Medway Council had to consider whether the potential impact of the extension on the solar panels amounted to a material consideration for the purposes of the planning application. Officers focused largely on whether the protection of the solar panels amounted to a purely private interest or could be considered the protection of the public interest. The council decided this was a private interest and, as such, not a material consideration for the purposes of its decision. Unhappy with this decision, McLennan sought judicial review.
In a detailed judgment handed down on 10 July 2019, Lane J had to deal with the central question of whether the interference with solar panels on a private residential property could amount to a material consideration. He looked carefully at the Medway Local Plan as well as the National Planning Policy Framework and noted that both recognised the positive contribution that small-scale renewable energy schemes could make to climate change. He noted that the law requires development plans to include policies securing a contribution from development to the mitigation of climate change. Mitigation of climate change is therefore clearly a legitimate planning consideration.
The judge ran through some difficult case law dealing with when private interests can be protected in the public interest. In light of the above, he held that the categorisation of the solar panels as a purely private interest was flawed, and that Medway Council’s failure to take account of the impact of the proposed development on the solar panels was irrational and one which no reasonable authority could have taken. As a result, Kennedy’s planning permission was quashed.
Rights of light
It will be of interest to see how similar situations are dealt with by local authorities in the future, but perhaps of more interest is whether the law relating to private rights of light will be developed as a result. There is often confusion between the analysis of daylight, sunlight and overshadowing in the context of a planning application, and the private legal right of a property owner to receive light over their neighbour’s land. The regimes are completely different in terms of how light is measured and how much light is considered to be sufficient.
In the context of private rights, it is light from the sky passing to apertures in a building, usually windows, that can give rise to an easement. Most commonly that easement is acquired through long use by prescription entitling the owner to sufficient light for the ordinary notions of mankind. Whether this might extend to sunlight shining on solar panels is something which has been discussed by academics over the years. The closest the courts have come was a case relating to a greenhouse in Rochdale decided in the late 1970s. In Allen v Greenwood  1 EGLR 137, the Court of Appeal found that windows in a greenhouse could acquire a right to enjoy an extraordinary amount of light. There was discussion about whether that would extend to warmth from the rays of the sun. This was considered to be part and parcel of the right to light that a greenhouse could acquire. There was specific mention of solar heating and whether it might be possible to separate the heat, or some other property of the sun, from its light. That point was left open for another day.
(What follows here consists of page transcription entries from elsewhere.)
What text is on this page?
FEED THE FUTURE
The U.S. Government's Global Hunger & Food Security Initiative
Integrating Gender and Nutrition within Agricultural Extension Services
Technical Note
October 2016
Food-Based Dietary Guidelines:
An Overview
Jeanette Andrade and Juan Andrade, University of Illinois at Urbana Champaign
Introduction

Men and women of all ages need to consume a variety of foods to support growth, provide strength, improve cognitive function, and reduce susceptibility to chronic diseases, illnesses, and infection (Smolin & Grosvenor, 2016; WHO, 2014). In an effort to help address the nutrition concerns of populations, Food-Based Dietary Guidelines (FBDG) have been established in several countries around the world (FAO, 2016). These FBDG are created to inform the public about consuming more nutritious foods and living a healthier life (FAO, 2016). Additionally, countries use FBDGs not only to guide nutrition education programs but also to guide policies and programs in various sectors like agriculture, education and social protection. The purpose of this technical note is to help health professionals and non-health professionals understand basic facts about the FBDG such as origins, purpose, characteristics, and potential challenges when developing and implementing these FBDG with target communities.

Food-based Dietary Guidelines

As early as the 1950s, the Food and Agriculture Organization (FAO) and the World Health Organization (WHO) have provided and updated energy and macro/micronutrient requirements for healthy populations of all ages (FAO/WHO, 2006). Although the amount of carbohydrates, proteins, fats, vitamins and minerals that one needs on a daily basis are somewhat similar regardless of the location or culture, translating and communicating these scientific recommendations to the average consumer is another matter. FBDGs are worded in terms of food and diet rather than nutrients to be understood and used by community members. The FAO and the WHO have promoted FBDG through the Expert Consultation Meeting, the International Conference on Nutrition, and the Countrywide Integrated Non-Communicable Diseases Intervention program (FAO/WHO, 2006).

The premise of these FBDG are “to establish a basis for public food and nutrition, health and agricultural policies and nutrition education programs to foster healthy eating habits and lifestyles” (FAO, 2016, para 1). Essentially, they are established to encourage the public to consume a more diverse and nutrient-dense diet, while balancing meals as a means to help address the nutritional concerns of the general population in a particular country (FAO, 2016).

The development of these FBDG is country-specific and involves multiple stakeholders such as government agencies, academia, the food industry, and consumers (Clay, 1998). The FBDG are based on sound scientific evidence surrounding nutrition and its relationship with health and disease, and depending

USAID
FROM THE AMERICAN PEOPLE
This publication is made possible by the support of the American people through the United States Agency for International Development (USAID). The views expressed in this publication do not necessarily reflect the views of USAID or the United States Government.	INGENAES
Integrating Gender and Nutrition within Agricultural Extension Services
So, as it currently stands, the law will not protect a private right to receive sunlight to a solar panel. However, this recent planning decision is almost certain to give rise to further discussion about the protection of solar panels from overshadowing, both as a matter of planning and also in the context of private rights of light. It is easy to see public policy reasons why private rights might be extended to protect solar panels, but in the absence of new legislation it will be left to the courts to develop the law in this area. Although never easy to predict, it does appear that Allen has left the door – or window – open.